А друзей и знакомых у него были полны поля: Жаворонок со всеми жил в мире, и все его любили. Сам он больше всех любил своих друзей Подковкиных. Старался всё больше летать над тем полем, где было гнездо Оранжевого Горлышка.
Летает в вышине, а сам зорко следит, не покажется ли где хищник.
Вот взошло солнце, и с дальних полей, из-за реки, уже приближается голубовато-белый Лунь. Лицо у него круглое, как у кошки, нос крючком.
Он летит низко-низко над зелёною рожью и смотрит, высматривает: не мелькнёт ли где птенчик или мышь? Вдруг остановится на лету и, как бабочка, приподняв крылья над спиной, повиснет в воздухе: вглядывается в одно место.
Там сейчас ушмыгнул от него в норку Мышонок.
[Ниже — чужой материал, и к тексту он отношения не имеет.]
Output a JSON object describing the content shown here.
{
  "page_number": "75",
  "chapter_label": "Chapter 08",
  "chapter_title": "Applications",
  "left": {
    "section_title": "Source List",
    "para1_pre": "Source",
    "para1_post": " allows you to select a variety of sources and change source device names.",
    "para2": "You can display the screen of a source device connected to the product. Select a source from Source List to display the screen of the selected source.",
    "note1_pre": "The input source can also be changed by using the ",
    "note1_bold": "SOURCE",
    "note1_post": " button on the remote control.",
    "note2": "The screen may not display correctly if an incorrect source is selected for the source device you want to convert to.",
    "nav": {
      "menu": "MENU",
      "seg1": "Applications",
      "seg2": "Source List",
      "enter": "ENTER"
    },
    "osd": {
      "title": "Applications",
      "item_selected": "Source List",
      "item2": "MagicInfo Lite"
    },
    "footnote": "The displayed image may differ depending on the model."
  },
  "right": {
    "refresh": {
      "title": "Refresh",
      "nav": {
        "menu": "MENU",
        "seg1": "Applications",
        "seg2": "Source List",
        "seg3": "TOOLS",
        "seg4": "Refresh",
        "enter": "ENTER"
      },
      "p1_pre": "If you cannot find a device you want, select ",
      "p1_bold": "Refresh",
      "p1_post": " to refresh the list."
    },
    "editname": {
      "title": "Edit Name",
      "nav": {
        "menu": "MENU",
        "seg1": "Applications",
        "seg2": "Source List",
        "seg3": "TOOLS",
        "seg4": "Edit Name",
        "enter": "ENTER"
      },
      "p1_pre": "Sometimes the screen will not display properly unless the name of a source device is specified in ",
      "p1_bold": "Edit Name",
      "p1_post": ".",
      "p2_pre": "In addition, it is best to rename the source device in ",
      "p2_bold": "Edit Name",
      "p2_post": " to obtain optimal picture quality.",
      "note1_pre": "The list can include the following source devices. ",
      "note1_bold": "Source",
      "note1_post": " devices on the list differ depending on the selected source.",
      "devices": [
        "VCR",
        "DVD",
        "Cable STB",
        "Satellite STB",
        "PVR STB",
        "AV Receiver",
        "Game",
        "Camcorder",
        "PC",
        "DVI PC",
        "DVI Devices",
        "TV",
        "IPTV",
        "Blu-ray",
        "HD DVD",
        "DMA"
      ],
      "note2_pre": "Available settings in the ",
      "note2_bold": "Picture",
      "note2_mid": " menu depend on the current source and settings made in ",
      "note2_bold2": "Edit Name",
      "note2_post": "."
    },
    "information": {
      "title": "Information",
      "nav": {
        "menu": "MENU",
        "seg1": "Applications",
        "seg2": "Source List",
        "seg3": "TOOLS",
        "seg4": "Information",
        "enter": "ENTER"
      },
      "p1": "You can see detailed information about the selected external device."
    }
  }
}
Лунь и ждёт, когда Мышонок высунет нос из норки. Если высунет, Лунь разом сложит крылья, камнем упадёт вниз — и цоп Мышонка в когти!
Но Жаворонок уже мчится с высоты и, крикнув Подковкиным на лету: «Лунь прилетел!», спешит к норке, кричит Мышонку:
— Не высовывай носа! Не высовывай носа из норки!
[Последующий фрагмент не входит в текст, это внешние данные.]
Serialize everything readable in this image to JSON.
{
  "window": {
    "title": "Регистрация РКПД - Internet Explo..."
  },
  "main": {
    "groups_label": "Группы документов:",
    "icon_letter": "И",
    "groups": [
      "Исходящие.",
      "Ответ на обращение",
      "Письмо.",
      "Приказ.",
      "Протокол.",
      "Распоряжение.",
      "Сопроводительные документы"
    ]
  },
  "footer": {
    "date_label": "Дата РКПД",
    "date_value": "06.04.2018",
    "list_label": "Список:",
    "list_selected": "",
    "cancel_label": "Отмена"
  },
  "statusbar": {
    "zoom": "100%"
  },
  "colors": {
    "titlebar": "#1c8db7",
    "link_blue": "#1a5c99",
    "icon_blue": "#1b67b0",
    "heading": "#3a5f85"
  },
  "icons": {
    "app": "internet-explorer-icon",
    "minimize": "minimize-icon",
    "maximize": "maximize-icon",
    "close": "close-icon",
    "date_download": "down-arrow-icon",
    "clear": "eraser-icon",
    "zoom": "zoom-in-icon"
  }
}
Подковкин командует своим поршкам:
— Чирр-вик!
И поршки поджимают ножки, делаются невидимками.
Мышонок слышит Жаворонка и, дрожа от страха, забивается поглубже в норку.
И Лунь улетает дальше, никого не поймав.
Каждый день прилетали из далёкого леса чёрный Коршун с выемкой на длинном хвосте и бурый Канюк-Мышелов. Кружили над полями, высматривая добычу. Их когти всегда готовы схватить неосторожного мышонка или поршка. Но с утра до полудня и опять через час после полудня караулит в небе Жаворонок, и все полевые птицы и звери спокойны: у них хороший сторож.
А в полдень хищники улетают на реку — на водопой. Тогда и Жаворонок спускается на землю поесть да вздремнуть полчасика после обеда, и в полях наступает «мёртвый час», — час отдыха и сна.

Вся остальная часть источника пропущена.